>At that time many young programmers regarded compression […] as very important....

DeathArrow · on March 26, 2023

While compression is congruent with some cases of statistical inference, no one is trying to do statistical inference using compression. Even the example you gave of Fabrice Bellard (which I highly admire) does the converse and uses neural networks to compress.

Even for realizing what you've said one needs a bit of theory, basic computer science and some math. And most people today have a "do" philosophy and are result oriented. They are not learn oriented, they hate CS and math and they hate low level programming.

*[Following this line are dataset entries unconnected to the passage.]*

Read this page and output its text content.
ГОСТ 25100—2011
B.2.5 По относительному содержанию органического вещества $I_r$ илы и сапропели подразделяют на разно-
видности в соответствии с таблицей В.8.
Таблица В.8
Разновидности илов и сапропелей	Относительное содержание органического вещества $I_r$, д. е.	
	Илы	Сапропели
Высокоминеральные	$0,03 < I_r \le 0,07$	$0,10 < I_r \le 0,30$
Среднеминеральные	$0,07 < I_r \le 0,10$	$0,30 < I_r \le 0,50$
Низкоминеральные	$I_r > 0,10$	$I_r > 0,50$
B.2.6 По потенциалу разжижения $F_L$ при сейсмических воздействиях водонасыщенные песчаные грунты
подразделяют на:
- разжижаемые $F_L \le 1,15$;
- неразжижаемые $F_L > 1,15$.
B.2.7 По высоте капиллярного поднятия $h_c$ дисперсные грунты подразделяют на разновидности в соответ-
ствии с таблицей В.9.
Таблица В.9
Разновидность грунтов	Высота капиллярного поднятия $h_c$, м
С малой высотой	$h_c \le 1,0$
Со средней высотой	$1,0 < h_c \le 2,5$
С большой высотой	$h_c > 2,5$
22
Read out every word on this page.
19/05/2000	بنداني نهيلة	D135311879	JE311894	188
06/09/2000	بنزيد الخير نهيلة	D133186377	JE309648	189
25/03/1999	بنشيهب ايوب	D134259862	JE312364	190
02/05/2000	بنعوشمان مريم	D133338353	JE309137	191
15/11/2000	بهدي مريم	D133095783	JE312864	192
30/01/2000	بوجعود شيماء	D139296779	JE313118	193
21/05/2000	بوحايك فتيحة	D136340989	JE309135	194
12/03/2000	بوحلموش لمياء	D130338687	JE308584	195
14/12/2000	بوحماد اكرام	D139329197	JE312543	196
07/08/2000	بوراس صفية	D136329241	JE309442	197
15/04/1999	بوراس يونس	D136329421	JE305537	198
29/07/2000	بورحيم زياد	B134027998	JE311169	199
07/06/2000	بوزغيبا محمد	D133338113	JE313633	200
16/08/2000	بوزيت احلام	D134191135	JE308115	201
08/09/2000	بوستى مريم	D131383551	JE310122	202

I don't think compression is highly relevant today, but at the time I started learning it was a good tool to sharpen one's mind. Learn algorithms, learn about memory management, learn about hardware, learn low level constructs, learn a bit of math.

Whenever a young person wanting to undertake a programmer career is asking me for advice I'll ask what their motivation is. If they just want money I advice them to learn the tools in fashion today, maybe Javascript and React, maybe Python, maybe C#. But if they respond they want to do it for both enjoyment and money, I put them on the hard path. I ask they enroll an BS CS program, or if that is not possible, give them long lists of books, tutorials, courses which cover CS basics, math used in CS basics, hardware, low level programming and the programming hot topics du jour. In that last case I also design their learning paths to accommodate their goals and I am always taking time to answer them questions in the future if I can, if not I will at least indicate where should they look or which is the right person to ask.

vintermann · on March 26, 2023

> no one is trying to do statistical inference using compression

Well, maybe no one sensible? I still think it's quite cool that you can take any general purpose compression algorithm, and abuse it to do e.g. image classification. (Just append the image you want to classify to each of the classes' sets in turn, and see which compresses best!)

And actually I do remember a paper that tried to use ideas from PAQ to do online learning. Gated Linear Networks, out of DeepMind, in 2019:

https://arxiv.org/abs/1910.01526

All compression is related to AI, but especially sample efficient online learning is basically what data compression is all about.

DeathArrow · on March 26, 2023

Well stochastic processes are a much wider category than mere algebraic operations applied on group theory that losseles data compression use.

I'd think that calculus or functional theory or category theory can find more bijections towards statistics or even congruences than mere arithmetics or algebra ever will. Ok, you can explain or derive any mathematics construct using only algebra, and there were efforts to do so, but does it makes sense?